The importance of the research lays in the questions it raises about the relationships between social theory, the reproduction of inequalities, changing social institutions and the everyday lives of girls and women.
Dr. Patricia Williams, Professor – Applied Human Nutrition Research
Tier II Canada Research Chair in Food Security and Policy Change
Dr. Williams is the founding director of FoodARC – the Food Action Research Centre at the Mount. With FoodARC’s organizational partners, she was awarded the prestigious Canadian Institutes of Health Research (CIHR) Partnership Award in 2011.
Her research focuses on the use of participatory action research to engage intersectoral partners, including women experiencing food insecurity, in capacity building and knowledge-to-action for social and policy change to build food security.
Dr. Janice Keefe, Professor – Family Studies and Gerontology
Tier II Canada Research Chair in Aging and Caregiving Policy
In 2002, Dr. Keefe was selected as Mount Saint Vincent’s first Canada Research Chair in Aging and Caregiving Policy and held the position for 10 years. Her research has received provincial, national and international recognition. In 2006, she was awarded the Lena Isabel Jodrey Chair in Gerontology and appointed Director, of the Nova Scotia Centre on Aging.

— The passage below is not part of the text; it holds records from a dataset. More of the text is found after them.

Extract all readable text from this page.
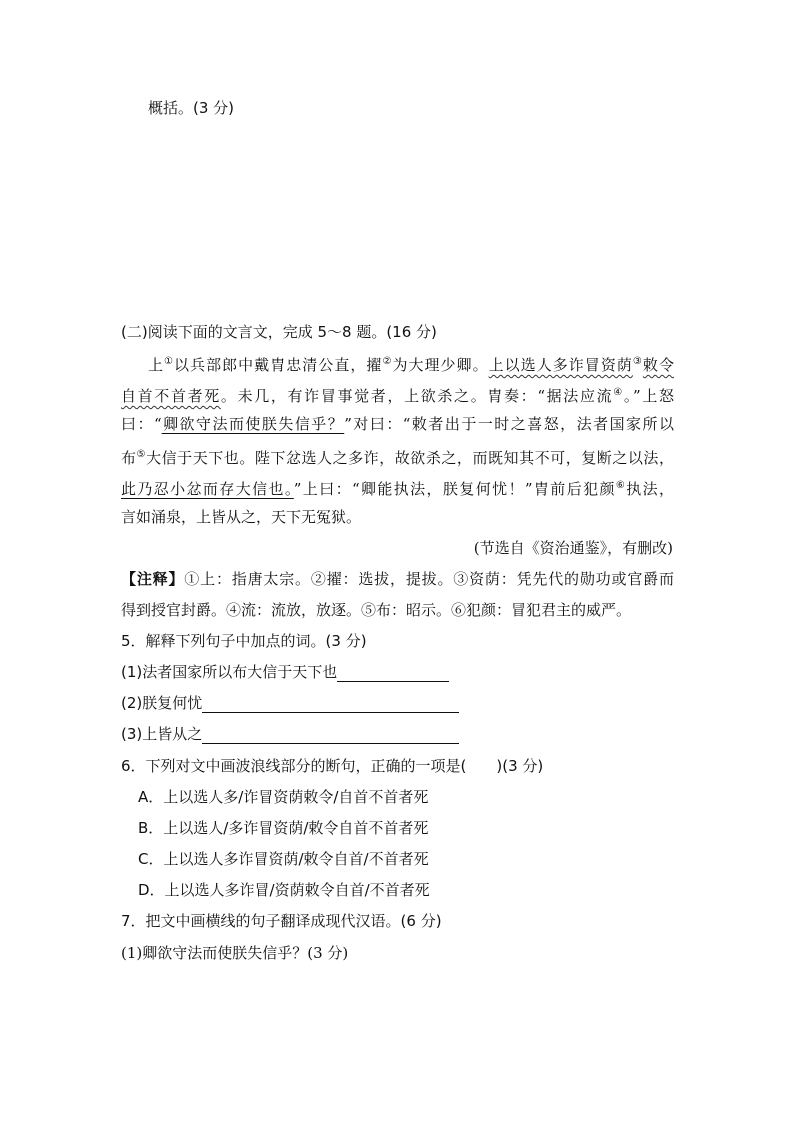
概括。(3 分)
(二)阅读下面的文言文，完成 5～8 题。(16 分)
上①以兵部郎中戴胄忠清公直，擢②为大理少卿。上以选人多诈冒资荫③敕令
自首不首者死。未几，有诈冒事觉者，上欲杀之。胄奏：“据法应流④。”上怒
曰：“卿欲守法而使朕失信乎？”对曰：“敕者出于一时之喜怒，法者国家所以
布⑤大信于天下也。陛下忿选人之多诈，故欲杀之，而既知其不可，复断之以法，
此乃忍小忿而存大信也。”上曰：“卿能执法，朕复何忧！”胄前后犯颜⑥执法，
言如涌泉，上皆从之，天下无冤狱。
(节选自《资治通鉴》，有删改)
【注释】①上：指唐太宗。②擢：选拔，提拔。③资荫：凭先代的勋功或官爵而
得到授官封爵。④流：流放，放逐。⑤布：昭示。⑥犯颜：冒犯君主的威严。
5．解释下列句子中加点的词。(3 分)
(1)法者国家所以布大信于天下也
(2)朕复何忧
(3)上皆从之
6．下列对文中画波浪线部分的断句，正确的一项是(　　)(3 分)
A．上以选人多/诈冒资荫敕令/自首不首者死
B．上以选人/多诈冒资荫/敕令自首不首者死
C．上以选人多诈冒资荫/敕令自首/不首者死
D．上以选人多诈冒/资荫敕令自首/不首者死
7．把文中画横线的句子翻译成现代汉语。(6 分)
(1)卿欲守法而使朕失信乎？(3 分)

Dr. Keefe’s primary research areas are caregiving, continuing care, and health human resources. She currently leads three research teams – one projecting human resources needed to care for the older Canadians over the next 30 years, another with caregivers of spouses with a cognitive impairment and a third which examines nursing home resident’s quality of life. She is a Co-Investigator with the Canadian Dementia Knowledge Translation Network (CDKTN) and the Double Duty Nurses study. In the past decade, she has published more than 60 articles and technical reports. A detailed summary of Dr. Keefe’s work affiliated with her Canada Research Chair in Aging and Caregiving Policy (2002-2012) is accessible for more information.
Dr. Diane Looker, Professor Emerita – Sociology & Anthropology
Tier 1 Canada Research Chair in Equity & Technology
Dr. Looker was a Tier 1 Canada Research Chair in equity and technology, examining issues of how gender, ethnicity, rural-urban, and socio-economic status impact the facility with, and access to, technology.
Previous to accepting her Chair, Dr. Looker was a full professor at Acadia University in the Department of Sociology, where she also served as Chair of the Department from 1995 to 2002.